The terms of reference of the Audit Committee are in accordance with all the items listed in clause 49(II) of the Listing Agreement as follows:

POWERS OF AUDIT COMMITTEE

The audit committee shall have powers, which should include the following


1. To investigate any activity within its terms of reference.
2. To seek information from any employee.
3. To obtain outside legal or other professional advice.
4. To secure attendance of outsiders with relevant expertise, if it considers necessary

ROLE OF AUDIT COMMITTEE

The role of the audit committee shall include the following:
1. Oversight of the companys financial reporting process and the disclosure of its financial information to ensure that the financial statement is correct sufficient and credible.
2. Recommending to the Board, the appointment, re-appointment and, if required, the replacement or removal of the statutory auditor and the fixation of audit fees.
3. Approval of payment to statutory auditors for any other services rendered by the statutory
4. Reviewing, with the management, the annual financial statements before submission to the board for approval, with particular reference to:
a.
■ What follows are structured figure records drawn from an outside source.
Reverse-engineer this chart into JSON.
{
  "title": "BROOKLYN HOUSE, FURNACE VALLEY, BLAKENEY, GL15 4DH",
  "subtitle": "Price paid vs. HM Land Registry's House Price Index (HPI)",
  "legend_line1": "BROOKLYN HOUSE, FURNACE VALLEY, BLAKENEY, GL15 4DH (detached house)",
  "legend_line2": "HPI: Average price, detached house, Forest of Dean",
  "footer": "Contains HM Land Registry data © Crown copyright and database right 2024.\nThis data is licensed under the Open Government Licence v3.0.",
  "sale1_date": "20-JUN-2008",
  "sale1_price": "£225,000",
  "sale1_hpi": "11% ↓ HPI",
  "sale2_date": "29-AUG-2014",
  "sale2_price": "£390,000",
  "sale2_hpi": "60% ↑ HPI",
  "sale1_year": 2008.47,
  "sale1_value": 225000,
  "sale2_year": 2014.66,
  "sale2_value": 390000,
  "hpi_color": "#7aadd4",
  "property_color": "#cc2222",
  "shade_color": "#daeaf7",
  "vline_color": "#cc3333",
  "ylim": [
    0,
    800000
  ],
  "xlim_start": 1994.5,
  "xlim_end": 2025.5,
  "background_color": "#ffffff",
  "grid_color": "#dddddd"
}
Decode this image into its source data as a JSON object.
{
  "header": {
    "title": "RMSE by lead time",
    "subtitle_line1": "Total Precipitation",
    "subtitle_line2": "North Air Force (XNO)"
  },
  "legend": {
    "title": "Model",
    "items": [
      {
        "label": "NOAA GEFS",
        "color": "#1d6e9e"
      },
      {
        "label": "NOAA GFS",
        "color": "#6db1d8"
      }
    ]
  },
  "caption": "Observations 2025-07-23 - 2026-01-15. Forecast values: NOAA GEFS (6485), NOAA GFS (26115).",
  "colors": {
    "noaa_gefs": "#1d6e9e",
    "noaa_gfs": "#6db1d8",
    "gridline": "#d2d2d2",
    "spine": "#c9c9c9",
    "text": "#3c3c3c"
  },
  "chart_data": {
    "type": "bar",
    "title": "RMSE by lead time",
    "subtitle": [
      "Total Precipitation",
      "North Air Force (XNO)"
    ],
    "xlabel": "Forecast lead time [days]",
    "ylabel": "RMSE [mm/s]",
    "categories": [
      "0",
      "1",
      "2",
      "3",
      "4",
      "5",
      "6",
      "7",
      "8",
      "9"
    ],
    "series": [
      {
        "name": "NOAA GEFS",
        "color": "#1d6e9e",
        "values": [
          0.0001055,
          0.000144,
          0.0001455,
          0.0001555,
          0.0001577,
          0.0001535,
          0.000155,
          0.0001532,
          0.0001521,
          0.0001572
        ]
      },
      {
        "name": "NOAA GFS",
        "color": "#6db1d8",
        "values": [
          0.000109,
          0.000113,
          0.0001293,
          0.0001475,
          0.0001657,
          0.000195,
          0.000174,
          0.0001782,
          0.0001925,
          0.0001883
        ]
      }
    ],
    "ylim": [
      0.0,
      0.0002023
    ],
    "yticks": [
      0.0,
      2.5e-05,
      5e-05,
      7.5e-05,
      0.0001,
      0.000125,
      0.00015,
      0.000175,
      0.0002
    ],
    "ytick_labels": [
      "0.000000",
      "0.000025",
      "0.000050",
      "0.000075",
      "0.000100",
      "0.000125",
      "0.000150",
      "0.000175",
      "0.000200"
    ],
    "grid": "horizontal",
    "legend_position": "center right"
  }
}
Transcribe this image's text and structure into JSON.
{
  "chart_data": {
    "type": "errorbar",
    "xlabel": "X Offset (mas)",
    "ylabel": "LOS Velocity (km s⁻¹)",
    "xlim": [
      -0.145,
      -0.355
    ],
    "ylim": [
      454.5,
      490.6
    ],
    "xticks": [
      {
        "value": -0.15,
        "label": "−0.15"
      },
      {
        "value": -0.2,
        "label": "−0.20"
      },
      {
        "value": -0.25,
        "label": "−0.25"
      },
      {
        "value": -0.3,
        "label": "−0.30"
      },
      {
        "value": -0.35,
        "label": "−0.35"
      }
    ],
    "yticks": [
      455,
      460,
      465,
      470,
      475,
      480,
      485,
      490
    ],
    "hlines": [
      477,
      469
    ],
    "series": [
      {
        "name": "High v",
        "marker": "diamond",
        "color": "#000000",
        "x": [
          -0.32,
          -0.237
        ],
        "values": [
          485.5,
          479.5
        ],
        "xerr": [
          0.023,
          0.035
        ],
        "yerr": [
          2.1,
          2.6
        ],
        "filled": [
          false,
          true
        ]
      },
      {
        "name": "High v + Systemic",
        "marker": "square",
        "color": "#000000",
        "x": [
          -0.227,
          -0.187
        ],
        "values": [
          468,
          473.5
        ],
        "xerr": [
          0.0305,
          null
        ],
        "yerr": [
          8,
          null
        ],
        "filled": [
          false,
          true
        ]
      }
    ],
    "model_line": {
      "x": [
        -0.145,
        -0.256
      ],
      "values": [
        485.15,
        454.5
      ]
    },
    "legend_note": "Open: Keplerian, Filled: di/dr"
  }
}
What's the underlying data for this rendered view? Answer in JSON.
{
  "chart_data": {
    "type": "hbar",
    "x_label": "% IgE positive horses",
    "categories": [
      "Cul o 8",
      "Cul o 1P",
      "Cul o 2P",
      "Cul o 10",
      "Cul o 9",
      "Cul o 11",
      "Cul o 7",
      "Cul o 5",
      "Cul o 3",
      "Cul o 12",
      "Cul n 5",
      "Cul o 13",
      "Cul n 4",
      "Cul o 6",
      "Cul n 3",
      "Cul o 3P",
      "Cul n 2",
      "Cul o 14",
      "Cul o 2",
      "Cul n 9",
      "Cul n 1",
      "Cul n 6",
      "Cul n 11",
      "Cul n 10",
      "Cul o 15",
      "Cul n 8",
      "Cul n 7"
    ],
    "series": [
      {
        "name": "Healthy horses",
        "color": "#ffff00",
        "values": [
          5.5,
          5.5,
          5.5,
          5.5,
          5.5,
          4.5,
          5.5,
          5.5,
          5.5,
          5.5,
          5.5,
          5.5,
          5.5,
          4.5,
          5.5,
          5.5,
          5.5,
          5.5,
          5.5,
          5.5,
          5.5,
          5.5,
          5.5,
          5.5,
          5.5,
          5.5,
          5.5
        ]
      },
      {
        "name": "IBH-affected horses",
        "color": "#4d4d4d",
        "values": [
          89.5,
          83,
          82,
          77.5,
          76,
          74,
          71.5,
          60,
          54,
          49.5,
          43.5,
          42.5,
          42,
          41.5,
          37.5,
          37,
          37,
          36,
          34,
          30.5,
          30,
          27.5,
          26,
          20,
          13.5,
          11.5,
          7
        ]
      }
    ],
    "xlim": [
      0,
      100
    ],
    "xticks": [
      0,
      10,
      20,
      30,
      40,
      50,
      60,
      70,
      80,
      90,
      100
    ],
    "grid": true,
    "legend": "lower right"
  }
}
Matters required to be included in the Director’s Responsibility Statement to be included in the Board’s report in terms of clause (2AA) of section 217 of the Companies Act,1956
b. Changes, if any, in accounting policies and practices and reasons for the same
c. Major accounting entries involving estimates based on the exercise of judgment by management
d. Significant adjustments made in the financial statements arising out of audit findings
e. Compliance with listing and other legal requirements relating to financial statements
f. Disclosure of any related party transactions
g. Qualifications in the draft audit report.
5. Reviewing, with the management, performance of statutory and internal auditors, and adequacy of the internal control systems.
6. Reviewing the adequacy of internal audit function, if any, including the structure of the internal audit department, staffing and seniority of the official heading the department, reporting structure coverage and frequency of internal audit.
7. Discussion with internal auditors any significant findings and follow up there on.
8. Reviewing the findings of any internal investigations by the internal auditors into matters where there is suspected fraud or irregularity or a failure of internal control systems of a material nature and reporting the matter to the board.
9. Discussion with statutory auditors before the audit commences, about the nature and scope of audit as well as post-audit discussion to ascertain any area of concern.
10. To look into the reasons for substantial defaults in the payment to the depositors, debenture holders, shareholders (in case of non payment of declared dividends) and creditors.
11. To review the functioning of the Whistle Blower mechanism, in case the same is existing.
11A. Approval of appointment of CFO (i.e., the whole-time Finance Director or any other person heading the finance function or discharging that function) after assessing the qualifications, experience & background, etc. of the candidate.
12. Carrying out any other function as is mentioned in the terms of reference of the Audit Committee.